Moradores e comerciantes, que se abastecem na cidade, costumam transitar com suas mulas carregadas pelas trilhas. Esses animais acabam disputando com os turistas o mesmo caminho, o que gera surpresas divertidas. Uma delas acontece toda vez que se ouve o tilintar de um sino. A cena é clássica: o som acusa que uma mula vem na sua direção, e é preciso sair da frente. Como algumas trilhas são minúsculas, é necessário ser rápido e ágil e grudar na rocha, imóvel, sob o risco de ser atropelado -ou pior, jogado lá de cima.

Harmonia nas alturas

Birethanti, o vilarejo ao pé da montanha onde nepaleses e refugiados tibetanos vivem em harmonia, tem uma população com cerca de 3.000 pessoas que depende exclusivamente da terra. Acolhedores e cordiais, os moradores recebem os visitantes com sorrisos fartos e refeições substanciosas, quase sempre à base de arroz e lentilhas.

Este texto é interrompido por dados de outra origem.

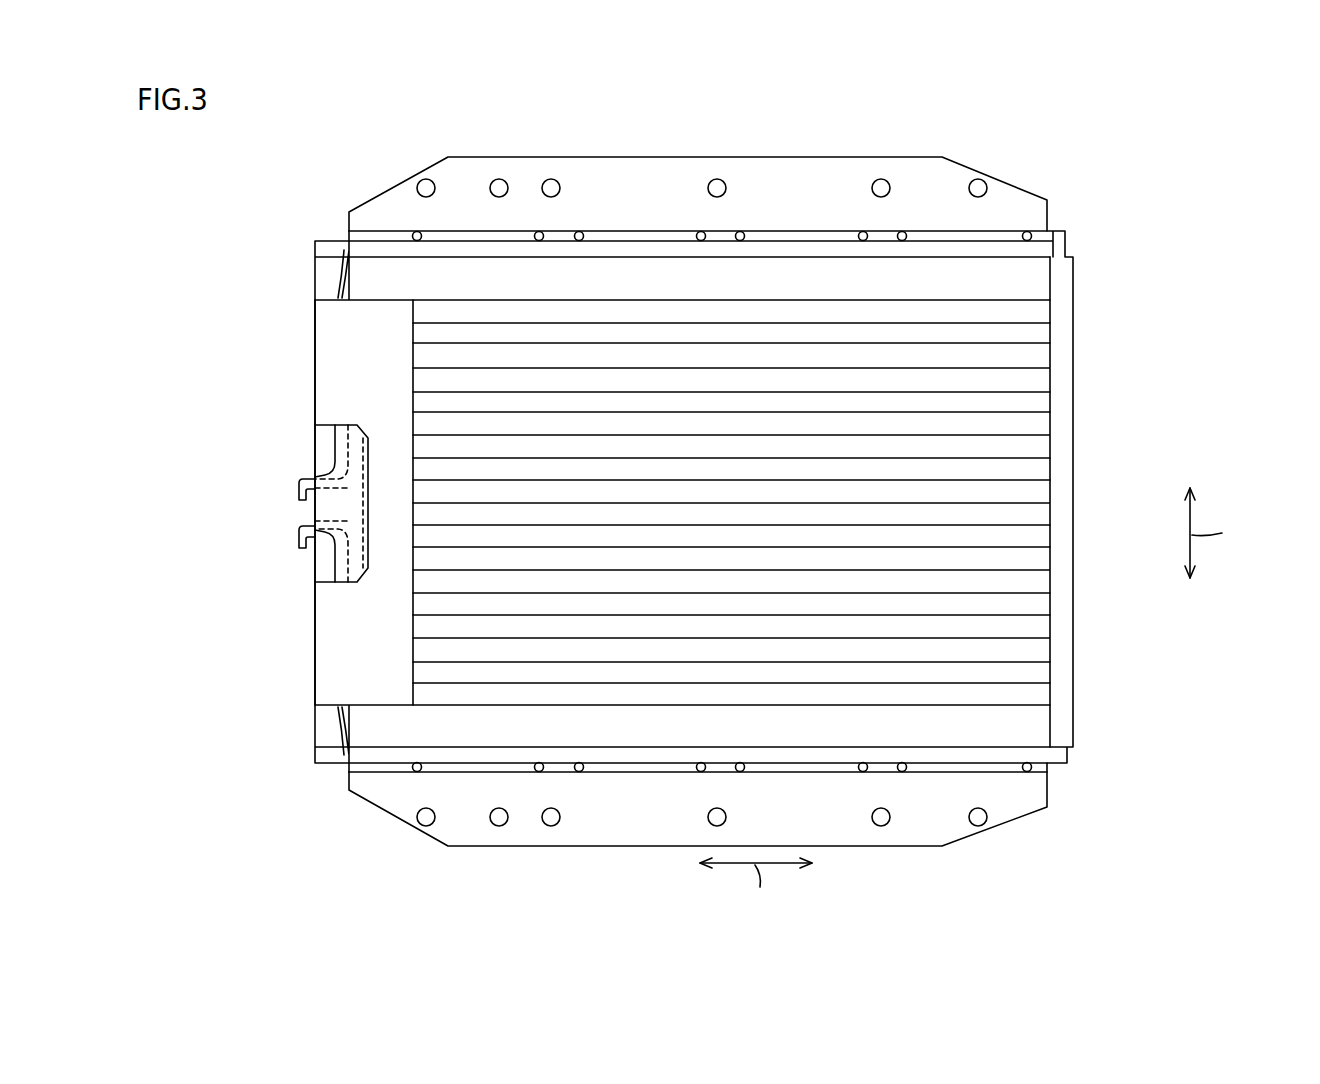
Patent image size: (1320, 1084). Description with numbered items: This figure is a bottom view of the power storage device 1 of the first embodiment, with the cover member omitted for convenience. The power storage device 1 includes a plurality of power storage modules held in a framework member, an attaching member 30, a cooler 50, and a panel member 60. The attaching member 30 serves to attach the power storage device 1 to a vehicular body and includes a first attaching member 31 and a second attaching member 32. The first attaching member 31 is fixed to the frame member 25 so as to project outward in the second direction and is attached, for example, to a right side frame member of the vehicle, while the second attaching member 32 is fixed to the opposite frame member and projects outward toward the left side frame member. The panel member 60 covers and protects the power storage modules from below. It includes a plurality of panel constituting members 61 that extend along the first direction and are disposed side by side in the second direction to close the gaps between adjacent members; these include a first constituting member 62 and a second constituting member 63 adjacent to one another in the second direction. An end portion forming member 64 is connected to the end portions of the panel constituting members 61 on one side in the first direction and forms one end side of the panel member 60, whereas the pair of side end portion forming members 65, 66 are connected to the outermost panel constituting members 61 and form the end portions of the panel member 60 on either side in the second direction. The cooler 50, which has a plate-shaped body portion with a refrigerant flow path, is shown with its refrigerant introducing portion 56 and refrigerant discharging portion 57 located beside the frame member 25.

The power storage device 1 is at (1105, 171).
The frame member 25 is at (315, 452).
The attaching member 30 is at (698, 503).
The first attaching member 31 is at (671, 847).
The second attaching member 32 is at (668, 157).
The cooler 50 is at (300, 516).
The refrigerant introducing portion 56 is at (298, 542).
The refrigerant discharging portion 57 is at (298, 497).
The panel member 60 is at (1095, 270).
The panel constituting members 61 is at (789, 502).
The first constituting member 62 is at (1033, 402).
The second constituting member 63 is at (1033, 334).
The end portion forming member 64 is at (330, 364).
The side end portion forming member 65 is at (472, 730).
The side end portion forming member 66 is at (475, 270).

As pousadas locais são um microcosmo do peculiar estilo de vida. As conversas pipocam ao pé da lareira, ao som de música nepalesa, em amistosas rodas de chás. Os nepaleses adoram contar histórias e \"causos\". Também não é raro encontrá-los concentrados, entoando mantras budistas. Em muitos momentos ouvem-se sonoros \"Namastê!\", a saudação nepalesa que significa: \"Meu deus interior saúda o seu deus interior\".

Mesmo com toda a religiosidade que permeia a região, aventura é o que não falta. Lá no alto, de cara para as estrelas; nas trilhas, com os sherpas; e até na base, nos vilarejos, ao pé do fantástico maciço de montanhas. Em outras palavras: subindo ou não até o cume, Annapurna é uma das mais deslumbrantes paisagens do mundo.